Figure 5.. Therapeutic inhibition of TREM2 synergizes with an NK cell stabilizing agent to promote superior NK cell immunity and tumor elimination.

a) Representative H&E images of tumor-bearing lungs of WT, isotype antibody (n = 5), KO, isotype antibody (n = 5), KO that received the TREM2 blocking antibody (αTREM2) (n = 5) (left).

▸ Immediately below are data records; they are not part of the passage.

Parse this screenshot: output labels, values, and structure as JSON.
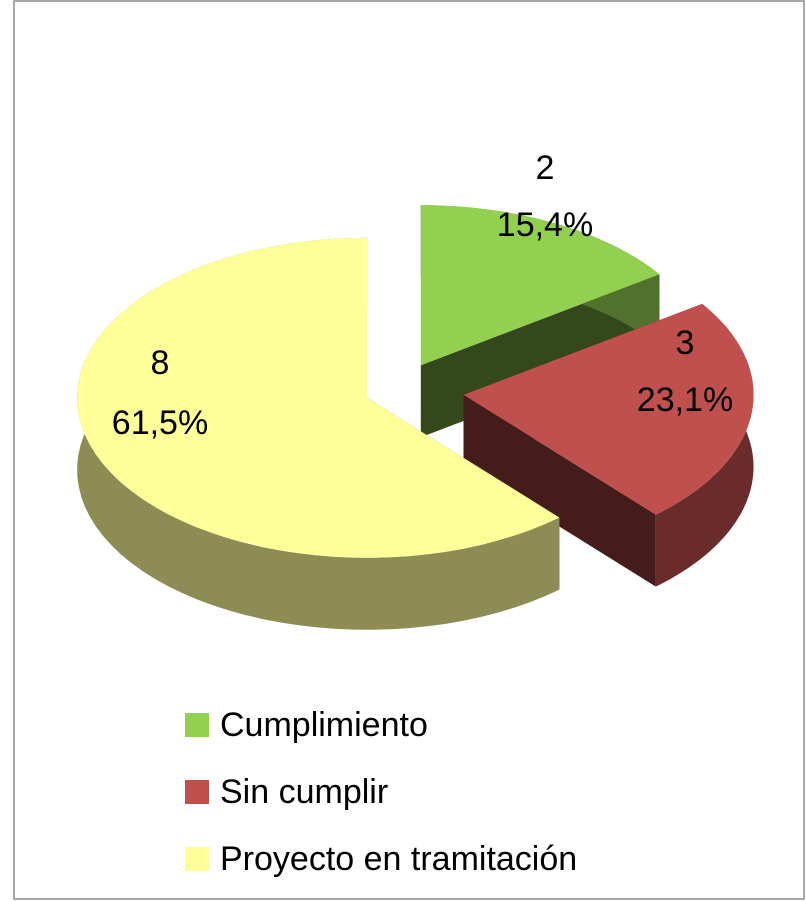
{
  "chart_data": {
    "type": "pie",
    "categories": [
      "Cumplimiento",
      "Sin cumplir",
      "Proyecto en tramitación"
    ],
    "values": [
      2,
      3,
      8
    ],
    "percent_labels": [
      "15,4%",
      "23,1%",
      "61,5%"
    ],
    "colors": [
      "#92d050",
      "#c0504d",
      "#ffff99"
    ],
    "legend": "bottom"
  }
}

Quantification of the tumor area as a percent of the total area of the lung cross-section (right) is shown. (mean ± standard error of mean (S.E.M.); unpaired two-tailed t-test at a 95% confidence interval) b) Flow cytometric quantification of NK cells, as a relative frequency of CD45⁺ immune cells (left), and KLRG1-expressing NK cells, as a relative frequency of total NK cells (right), in the tumor-bearing lungs of WT mice and KO mice that were treated with either an isotype control or the αTREM2 antibody. (mean ± standard error of mean (S.E.M.); unpaired two-tailed t-test at a 95% confidence interval) c) Representative H&E images of tumor-bearing lungs of WT, isotype antibody (n = 5), KO, isotype antibody (n = 5), WT that received the MIC-A stabilizing antibody (αMICA) (n = 5), KO that received the αMICA (n = 6), and KO that received both αMICA and an NK cell-depleting antibody (n = 5) (left). Quantification of the tumor area as a percent of the total area of the lung cross-section from tumor-bearing lungs of these mice is shown (right). (mean ± standard error of mean (S.E.M.); unpaired two-tailed t-test at a 95% confidence interval) d) Graphical summary of the regulation of NK cells by TREM2⁺ mo-macs in the tumor microenvironment.